Мои затекшие ступни соскальзывают под стул, носы ботинок елозят, нащупывая точку опоры. Услышав постукиванье моих ботинок, Рут разворачивается посмотреть, в чем дело, а может, просто притворяется, будто ей непонятно, что там за шум. Ее лицо вроде бы стало менее суровым, впрочем, при таком свете трудно что-то рассмотреть.

— Учтите: мне все равно, что вы скажете. Я имею право сама сделать выбор. Духовный.

— Безусловно.

— Вот и хорошо, — говорит она, сразу повеселев, — тогда скорее домой. — Вскакивает и начинает носиться по комнате, приговаривая: — Едем домой, едем домой.

— Пожалуйста, сядь. — Ноль внимания, но я продолжаю: — Ты имеешь право на духовный выбор. Абсолютное. Проблема не в этом. Проблема в самом выборе — действительно ли ты его сделала.

Она уверяет, что сделала: выбрала саму себя. Я спрашиваю, как насчет того, чтобы перейти в другую комнату и вместе попить чаю. Какой выбор ей велит сделать ее разум? Выясняется, что в принципе она не возражает. Я, разумеется, пытаюсь снова въехать в нужную мне колею.

— Ну, это уже что-то определенное. Да, кстати, о разуме? Каким ты себе его представляешь? Нечто похожее на постель, с которой можно снять простыню и постелить новую, из другой ткани, с другой расцветкой? Или он монолитный и твердый, как кирпич?

Во время этой тирады я потихонечку отхожу от ее комнаты, но пячусь задом, готовый в любой момент получить очередной взбрык.

— Насколько я понял, по-твоему, он скорее как кирпич, который не пропускает ни солнечные лучи, ни капли дождя, ничего.

Мой взгляд натыкается на кнопку выключателя, хочется на нее нажать, но не решаюсь. Страшно оборвать те незримые тонкие нити, которые мне удалось протянуть между нами в этой темноте.

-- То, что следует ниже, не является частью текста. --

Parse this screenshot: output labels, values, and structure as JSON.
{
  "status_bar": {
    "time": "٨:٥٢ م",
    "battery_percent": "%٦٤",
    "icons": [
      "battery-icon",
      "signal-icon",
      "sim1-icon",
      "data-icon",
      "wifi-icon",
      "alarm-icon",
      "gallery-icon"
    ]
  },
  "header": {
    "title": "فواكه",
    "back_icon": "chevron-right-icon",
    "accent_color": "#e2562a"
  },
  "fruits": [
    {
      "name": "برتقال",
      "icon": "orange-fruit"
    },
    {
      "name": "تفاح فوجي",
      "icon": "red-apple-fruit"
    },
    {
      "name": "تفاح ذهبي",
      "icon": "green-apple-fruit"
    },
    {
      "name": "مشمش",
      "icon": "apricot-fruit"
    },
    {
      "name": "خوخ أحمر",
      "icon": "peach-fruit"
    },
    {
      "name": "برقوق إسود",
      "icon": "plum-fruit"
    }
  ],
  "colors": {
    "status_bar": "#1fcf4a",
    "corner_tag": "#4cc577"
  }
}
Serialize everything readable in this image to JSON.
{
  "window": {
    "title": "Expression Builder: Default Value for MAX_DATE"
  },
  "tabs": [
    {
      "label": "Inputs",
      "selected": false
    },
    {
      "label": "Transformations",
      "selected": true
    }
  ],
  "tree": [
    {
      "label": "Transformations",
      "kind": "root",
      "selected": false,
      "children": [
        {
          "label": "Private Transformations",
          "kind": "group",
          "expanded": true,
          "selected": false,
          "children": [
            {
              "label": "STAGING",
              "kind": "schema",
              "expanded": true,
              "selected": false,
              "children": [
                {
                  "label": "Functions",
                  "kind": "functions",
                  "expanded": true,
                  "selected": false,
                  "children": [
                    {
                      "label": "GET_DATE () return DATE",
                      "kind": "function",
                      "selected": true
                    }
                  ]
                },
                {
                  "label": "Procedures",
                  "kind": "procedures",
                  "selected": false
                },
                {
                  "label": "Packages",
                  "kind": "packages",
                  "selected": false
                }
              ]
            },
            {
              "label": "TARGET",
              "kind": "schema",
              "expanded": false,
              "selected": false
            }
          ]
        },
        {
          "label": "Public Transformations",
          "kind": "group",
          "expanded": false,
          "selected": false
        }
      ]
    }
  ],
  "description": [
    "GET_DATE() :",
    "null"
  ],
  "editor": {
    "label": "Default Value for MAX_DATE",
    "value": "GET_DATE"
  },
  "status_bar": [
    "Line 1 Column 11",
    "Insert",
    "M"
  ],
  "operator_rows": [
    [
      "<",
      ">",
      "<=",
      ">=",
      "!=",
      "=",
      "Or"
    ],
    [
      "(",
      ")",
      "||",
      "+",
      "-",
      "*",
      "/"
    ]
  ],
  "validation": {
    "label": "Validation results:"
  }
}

— Ты уверена, что думаешь всегда именно о том, о чем сама хочешь думать? Вот я сейчас скажу: «Не думай о розовых слонах». Ну и как, получается?

Она выходит за мной на середину гостиной.

— Это всего лишь игра, ваши розовые слоны. Только игра.

— Тем не менее ты их все-таки упомянула.

Она чуть опускает веки:

— Хо-хо.

— Вот видишь, твой разум скорее бунтарь, а не послушный слуга. Значит, не я один хочу тебя преодолеть, но и твой собственный разум. «И познаете истину, и истина сделает вас свободными». Евангелие от Иоанна, глава восьмая, стих пятый.

Я все же включаю свет. Она говорит, что из-за меня у нее в голове теперь розовые мысли, а перед глазами — розовое облако. И что нос у меня вырос, превратился в розовый хобот, она вытягивает правую руку и крутит ладонью, изображая хобот, выразительно посапывая. «Хобот» как бы дует на чай, предварительно с трудом подняв чашку: Рут приходится неловко растопыривать и выгибать пальцы.

— Ваш слоновый нос очень похож на пенис.

Я специально не реагирую на эту реплику — чистой воды провокация, и «хобот» Рут, изогнувшись, сопит прямо мне в ухо.

— Так ты из-за них сбежала в Индию, из-за своих родственников, с которыми действительно не соскучишься?

Сопение становится более громким и свирепым, только теперь Рут тыкается хоботом не в меня, а в подоконники, сдувая на пол мертвых мух. «Пуф-пуф», хобот машет мне, его кончик трепещет в воздухе, а потом, почти наткнувшись на меня, Рут опускает руку. Скажите пожалуйста, до чего увлек ее мой нос, ничего не видит и не слышит. Она отчаянно хохочет, сгибаясь пополам, она хлопает в ладоши, она продолжает трубно сопеть. Но я все-таки повторяю:

— Так это ты из-за своих веселеньких родичей сбежала в Индию?

Она говорит, что очень-очень занята и у нее нет времени отвечать на занудные вопросы.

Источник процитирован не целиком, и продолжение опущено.